This retrospective cohort study was conducted between November 1, 2010, and December 23, 2022. Evaluable patients with NVAF and OSA initiating rivaroxaban or warfarin were identified between November 1, 2011, and December 23, 2022 (Online Resource 1; Supplementary Fig. 1). The primary objectives were to compare the incidence of stroke or systemic embolism and major bleeding and compare all-cause HCRU and costs during the follow-up period among patients who initiated rivaroxaban versus warfarin. Secondary objectives included a comparison of the risks of ischemic stroke, intracranial hemorrhage, systemic embolism, and major extracranial bleeds with rivaroxaban versus warfarin. Exploratory objectives were to compare the effectiveness and safety of rivaroxaban versus warfarin in subgroups of patients with NVAF and OSA by age, sex, presence of obesity, diabetes, heart failure, prior stroke, presence of metabolic syndrome (defined as the presence of various metabolic abnormalities, including obesity, hypertension, hyperlipidemia, and type 2 diabetes mellitus [9]), and use of positive airway pressure (PAP) therapy. Adherence to rivaroxaban and warfarin was also evaluated.
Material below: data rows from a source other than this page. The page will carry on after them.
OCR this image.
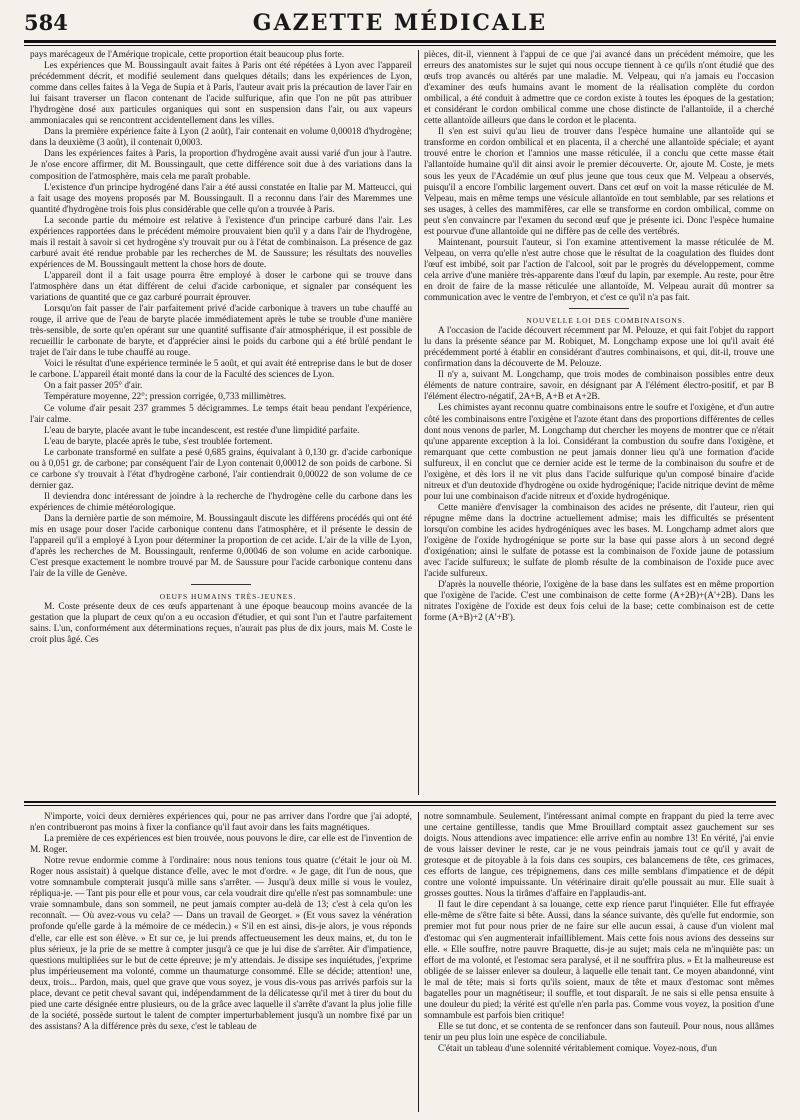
584	GAZETTE MÉDICALE

pays marécageux de l'Amérique tropicale, cette proportion était beaucoup plus forte.

Les expériences que M. Boussingault avait faites à Paris ont été répétées à Lyon avec l'appareil précédemment décrit, et modifié seulement dans quelques détails; dans les expériences de Lyon, comme dans celles faites à la Vega de Supia et à Paris, l'auteur avait pris la précaution de laver l'air en lui faisant traverser un flacon contenant de l'acide sulfurique, afin que l'on ne pût pas attribuer l'hydrogène dosé aux particules organiques qui sont en suspension dans l'air, ou aux vapeurs ammoniacales qui se rencontrent accidentellement dans les villes.

Dans la première expérience faite à Lyon (2 août), l'air contenait en volume 0,00018 d'hydrogène; dans la deuxième (3 août), il contenait 0,0003.

Dans les expériences faites à Paris, la proportion d'hydrogène avait aussi varié d'un jour à l'autre. Je n'ose encore affirmer, dit M. Boussingault, que cette différence soit due à des variations dans la composition de l'atmosphère, mais cela me paraît probable.

L'existence d'un principe hydrogéné dans l'air a été aussi constatée en Italie par M. Matteucci, qui a fait usage des moyens proposés par M. Boussingault. Il a reconnu dans l'air des Maremmes une quantité d'hydrogène trois fois plus considérable que celle qu'on a trouvée à Paris.

La seconde partie du mémoire est relative à l'existence d'un principe carburé dans l'air. Les expériences rapportées dans le précédent mémoire prouvaient bien qu'il y a dans l'air de l'hydrogène, mais il restait à savoir si cet hydrogène s'y trouvait pur ou à l'état de combinaison. La présence de gaz carburé avait été rendue probable par les recherches de M. de Saussure; les résultats des nouvelles expériences de M. Boussingault mettent la chose hors de doute.

L'appareil dont il a fait usage pourra être employé à doser le carbone qui se trouve dans l'atmosphère dans un état différent de celui d'acide carbonique, et signaler par conséquent les variations de quantité que ce gaz carburé pourrait éprouver.

Lorsqu'on fait passer de l'air parfaitement privé d'acide carbonique à travers un tube chauffé au rouge, il arrive que de l'eau de baryte placée immédiatement après le tube se trouble d'une manière très-sensible, de sorte qu'en opérant sur une quantité suffisante d'air atmosphérique, il est possible de recueillir le carbonate de baryte, et d'apprécier ainsi le poids du carbone qui a été brûlé pendant le trajet de l'air dans le tube chauffé au rouge.

Voici le résultat d'une expérience terminée le 5 août, et qui avait été entreprise dans le but de doser le carbone. L'appareil était monté dans la cour de la Faculté des sciences de Lyon.

On a fait passer 205° d'air.

Température moyenne, 22°; pression corrigée, 0,733 millimètres.

Ce volume d'air pesait 237 grammes 5 décigrammes. Le temps était beau pendant l'expérience, l'air calme.

L'eau de baryte, placée avant le tube incandescent, est restée d'une limpidité parfaite.

L'eau de baryte, placée après le tube, s'est troublée fortement.

Le carbonate transformé en sulfate a pesé 0,685 grains, équivalant à 0,130 gr. d'acide carbonique ou à 0,051 gr. de carbone; par conséquent l'air de Lyon contenait 0,00012 de son poids de carbone. Si ce carbone s'y trouvait à l'état d'hydrogène carboné, l'air contiendrait 0,00022 de son volume de ce dernier gaz.

Il deviendra donc intéressant de joindre à la recherche de l'hydrogène celle du carbone dans les expériences de chimie météorologique.

Dans la dernière partie de son mémoire, M. Boussingault discute les différens procédés qui ont été mis en usage pour doser l'acide carbonique contenu dans l'atmosphère, et il présente le dessin de l'appareil qu'il a employé à Lyon pour déterminer la proportion de cet acide. L'air de la ville de Lyon, d'après les recherches de M. Boussingault, renferme 0,00046 de son volume en acide carbonique. C'est presque exactement le nombre trouvé par M. de Saussure pour l'acide carbonique contenu dans l'air de la ville de Genève.

OEUFS HUMAINS TRÈS-JEUNES.

M. Coste présente deux de ces œufs appartenant à une époque beaucoup moins avancée de la gestation que la plupart de ceux qu'on a eu occasion d'étudier, et qui sont l'un et l'autre parfaitement sains. L'un, conformément aux déterminations reçues, n'aurait pas plus de dix jours, mais M. Coste le croit plus âgé. Ces

pièces, dit-il, viennent à l'appui de ce que j'ai avancé dans un précédent mémoire, que les erreurs des anatomistes sur le sujet qui nous occupe tiennent à ce qu'ils n'ont étudié que des œufs trop avancés ou altérés par une maladie. M. Velpeau, qui n'a jamais eu l'occasion d'examiner des œufs humains avant le moment de la réalisation complète du cordon ombilical, a été conduit à admettre que ce cordon existe à toutes les époques de la gestation; et considérant le cordon ombilical comme une chose distincte de l'allantoïde, il a cherché cette allantoïde ailleurs que dans le cordon et le placenta.

Il s'en est suivi qu'au lieu de trouver dans l'espèce humaine une allantoïde qui se transforme en cordon ombilical et en placenta, il a cherché une allantoïde spéciale; et ayant trouvé entre le chorion et l'amnios une masse réticulée, il a conclu que cette masse était l'allantoïde humaine qu'il dit ainsi avoir le premier découverte. Or, ajoute M. Coste, je mets sous les yeux de l'Académie un œuf plus jeune que tous ceux que M. Velpeau a observés, puisqu'il a encore l'ombilic largement ouvert. Dans cet œuf on voit la masse réticulée de M. Velpeau, mais en même temps une vésicule allantoïde en tout semblable, par ses relations et ses usages, à celles des mammifères, car elle se transforme en cordon ombilical, comme on peut s'en convaincre par l'examen du second œuf que je présente ici. Donc l'espèce humaine est pourvue d'une allantoïde qui ne diffère pas de celle des vertébrés.

Maintenant, poursuit l'auteur, si l'on examine attentivement la masse réticulée de M. Velpeau, on verra qu'elle n'est autre chose que le résultat de la coagulation des fluides dont l'œuf est imbibé, soit par l'action de l'alcool, soit par le progrès du développement, comme cela arrive d'une manière très-apparente dans l'œuf du lapin, par exemple. Au reste, pour être en droit de faire de la masse réticulée une allantoïde, M. Velpeau aurait dû montrer sa communication avec le ventre de l'embryon, et c'est ce qu'il n'a pas fait.

NOUVELLE LOI DES COMBINAISONS.

A l'occasion de l'acide découvert récemment par M. Pelouze, et qui fait l'objet du rapport lu dans la présente séance par M. Robiquet, M. Longchamp expose une loi qu'il avait été précédemment porté à établir en considérant d'autres combinaisons, et qui, dit-il, trouve une confirmation dans la découverte de M. Pelouze.

Il n'y a, suivant M. Longchamp, que trois modes de combinaison possibles entre deux éléments de nature contraire, savoir, en désignant par A l'élément électro-positif, et par B l'élément électro-négatif, 2A+B, A+B et A+2B.

Les chimistes ayant reconnu quatre combinaisons entre le soufre et l'oxigène, et d'un autre côté les combinaisons entre l'oxigène et l'azote étant dans des proportions différentes de celles dont nous venons de parler, M. Longchamp dut chercher les moyens de montrer que ce n'était qu'une apparente exception à la loi. Considérant la combustion du soufre dans l'oxigène, et remarquant que cette combustion ne peut jamais donner lieu qu'à une formation d'acide sulfureux, il en conclut que ce dernier acide est le terme de la combinaison du soufre et de l'oxigène, et dès lors il ne vit plus dans l'acide sulfurique qu'un composé binaire d'acide nitreux et d'un deutoxide d'hydrogène ou oxide hydrogénique; l'acide nitrique devint de même pour lui une combinaison d'acide nitreux et d'oxide hydrogénique.

Cette manière d'envisager la combinaison des acides ne présente, dit l'auteur, rien qui répugne même dans la doctrine actuellement admise; mais les difficultés se présentent lorsqu'on combine les acides hydrogéniques avec les bases. M. Longchamp admet alors que l'oxigène de l'oxide hydrogénique se porte sur la base qui passe alors à un second degré d'oxigénation; ainsi le sulfate de potasse est la combinaison de l'oxide jaune de potassium avec l'acide sulfureux; le sulfate de plomb résulte de la combinaison de l'oxide puce avec l'acide sulfureux.

D'après la nouvelle théorie, l'oxigène de la base dans les sulfates est en même proportion que l'oxigène de l'acide. C'est une combinaison de cette forme (A+2B)+(A'+2B). Dans les nitrates l'oxigène de l'oxide est deux fois celui de la base; cette combinaison est de cette forme (A+B)+2 (A'+B').

N'importe, voici deux dernières expériences qui, pour ne pas arriver dans l'ordre que j'ai adopté, n'en contribueront pas moins à fixer la confiance qu'il faut avoir dans les faits magnétiques.

La première de ces expériences est bien trouvée, nous pouvons le dire, car elle est de l'invention de M. Roger.

Notre revue endormie comme à l'ordinaire: nous nous tenions tous quatre (c'était le jour où M. Roger nous assistait) à quelque distance d'elle, avec le mot d'ordre. « Je gage, dit l'un de nous, que votre somnambule compterait jusqu'à mille sans s'arrêter. — Jusqu'à deux mille si vous le voulez, répliqua-je. — Tant pis pour elle et pour vous, car cela voudrait dire qu'elle n'est pas somnambule: une vraie somnambule, dans son sommeil, ne peut jamais compter au-delà de 13; c'est à cela qu'on les reconnaît. — Où avez-vous vu cela? — Dans un travail de Georget. » (Et vous savez la vénération profonde qu'elle garde à la mémoire de ce médecin.) « S'il en est ainsi, dis-je alors, je vous réponds d'elle, car elle est son élève. » Et sur ce, je lui prends affectueusement les deux mains, et, du ton le plus sérieux, je la prie de se mettre à compter jusqu'à ce que je lui dise de s'arrêter. Air d'impatience, questions multipliées sur le but de cette épreuve; je m'y attendais. Je dissipe ses inquiétudes, j'exprime plus impérieusement ma volonté, comme un thaumaturge consommé. Elle se décide; attention! une, deux, trois... Pardon, mais, quel que grave que vous soyez, je vous dis-vous pas arrivés parfois sur la place, devant ce petit cheval savant qui, indépendamment de la délicatesse qu'il met à tirer du bout du pied une carte désignée entre plusieurs, ou de la grâce avec laquelle il s'arrête d'avant la plus jolie fille de la société, possède surtout le talent de compter imperturbablement jusqu'à un nombre fixé par un des assistans? A la différence près du sexe, c'est le tableau de

notre somnambule. Seulement, l'intéressant animal compte en frappant du pied la terre avec une certaine gentillesse, tandis que Mme Brouillard comptait assez gauchement sur ses doigts. Nous attendions avec impatience: elle arrive enfin au nombre 13! En vérité, j'ai envie de vous laisser deviner le reste, car je ne vous peindrais jamais tout ce qu'il y avait de grotesque et de pitoyable à la fois dans ces soupirs, ces balancemens de tête, ces grimaces, ces efforts de langue, ces trépignemens, dans ces mille semblans d'impatience et de dépit contre une volonté impuissante. Un vétérinaire dirait qu'elle poussait au mur. Elle suait à grosses gouttes. Nous la tirâmes d'affaire en l'applaudis-ant.

Il faut le dire cependant à sa louange, cette exp rience parut l'inquiéter. Elle fut effrayée elle-même de s'être faite si bête. Aussi, dans la séance suivante, dès qu'elle fut endormie, son premier mot fut pour nous prier de ne faire sur elle aucun essai, à cause d'un violent mal d'estomac qui s'en augmenterait infailliblement. Mais cette fois nous avions des desseins sur elle. « Elle souffre, notre pauvre Braquette, dis-je au sujet; mais cela ne m'inquiète pas: un effort de ma volonté, et l'estomac sera paralysé, et il ne souffrira plus. » Et la malheureuse est obligée de se laisser enlever sa douleur, à laquelle elle tenait tant. Ce moyen abandonné, vint le mal de tête; mais si forts qu'ils soient, maux de tête et maux d'estomac sont mêmes bagatelles pour un magnétiseur; il souffle, et tout disparaît. Je ne sais si elle pensa ensuite à une douleur du pied; la vérité est qu'elle n'en parla pas. Comme vous voyez, la position d'une somnambule est parfois bien critique!

Elle se tut donc, et se contenta de se renfoncer dans son fauteuil. Pour nous, nous allâmes tenir un peu plus loin une espèce de conciliabule.

C'était un tableau d'une solennité véritablement comique. Voyez-nous, d'un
2.2 Data sourcesWe used the IQVIA PharMetrics® Plus adjudicated health plan claims database, which includes information from > 70 contributing health plans and self-insured employer groups throughout the USA covering > 140 million unique individuals since 2006. This database includes medical and pharmacy claims data (costs and descriptive services), patient-level enrollment records, and patient demographics. This database is generally representative of commercially insured individuals < 65 years of age, with 6% having Medicare, 3% having Medicaid, and 1% having other insurance. The mean length of enrollment is ≥ 39 months, and ≥ 47 million patients have ≥ 3 years of continuous enrollment for medical and pharmacy coverage.
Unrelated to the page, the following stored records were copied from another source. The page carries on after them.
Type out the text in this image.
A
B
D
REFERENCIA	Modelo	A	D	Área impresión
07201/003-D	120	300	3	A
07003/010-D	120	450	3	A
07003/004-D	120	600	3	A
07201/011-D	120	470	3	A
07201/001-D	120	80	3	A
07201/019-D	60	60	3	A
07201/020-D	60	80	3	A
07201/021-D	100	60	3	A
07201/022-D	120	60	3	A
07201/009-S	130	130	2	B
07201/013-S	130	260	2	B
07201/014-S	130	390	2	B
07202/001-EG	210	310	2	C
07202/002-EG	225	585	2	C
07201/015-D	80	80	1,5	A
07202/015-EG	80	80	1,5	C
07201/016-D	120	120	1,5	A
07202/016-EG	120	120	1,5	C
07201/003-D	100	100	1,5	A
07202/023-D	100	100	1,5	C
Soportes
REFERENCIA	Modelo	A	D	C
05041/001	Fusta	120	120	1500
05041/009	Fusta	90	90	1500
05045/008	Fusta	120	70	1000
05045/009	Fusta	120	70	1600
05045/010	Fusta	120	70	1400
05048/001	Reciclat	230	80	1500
2.3 PatientsPatients newly initiating rivaroxaban or warfarin were identified. Eligible patients had ≥ 1 pharmacy claim for rivaroxaban or warfarin between November 1, 2011, and December 23, 2022, with the date of the first claim being defined as the index date; ≥ 1 medical claim with a diagnosis code for OSA (International Classification of Diseases, 9th/10th Revision, Clinical Modification [ICD-9-CM/ICD-10-CM] codes—327.20, 327.23, 327.29, 780.51, 780.53, 780.57, G47.30, G47.33, and G47.39) in any diagnostic position during the baseline period or on the index date; and ≥ 1 diagnosis of AF (ICD-9-CM/ICD-10-CM codes—427.31, I48.0x–I48.2x, I48.91x) during the baseline period or on the index date. Included patients were aged ≥ 18 years on the index date, had a moderate-to-high risk of stroke (CHA2DS2-VASc score ≥ 2 in men and ≥ 3 in women) per 2019 American Heart Association guidelines [3], and had ≥ 365 days of continuous health plan enrollment prior to the index date. Patients were excluded if they had ≥ 1 of the following: diagnosis code for valvular AF (e.g., presence of mitral stenosis or prior heart valve replacement) at any time during the baseline period, diagnosis code for other indications for oral anticoagulant use (e.g., venous thromboembolism, prophylaxis after knee or hip replacement), claim for an oral anticoagulant during the baseline period, or claim for pregnancy during the baseline period or on the index date. After checking the patients’ profiles, we restricted the analysis to those with an index date on or after 2013 to allow time for a recently approved medication to be prescribed and because early adopters may have different characteristics.
2.4 OutcomesClinical (effectiveness and safety) and economic (HCRU and costs) outcomes were evaluated using 2 follow-up approaches. The intent-to-treat (ITT) approach evaluated the overall risk of outcomes after initiating treatment. Patients were followed from the index date until the earliest of the following: first clinical outcome event, health plan disenrollment, or last data point. The on-treatment approach evaluated outcomes during the period in which patients were exposed to treatment. Patients were followed from the index date until the earliest of the first clinical outcome event, health plan disenrollment, last data point, or discontinuation of index treatment (defined as a gap of > 60 days between 2 prescription fills of index treatment or a treatment change to another oral anticoagulant).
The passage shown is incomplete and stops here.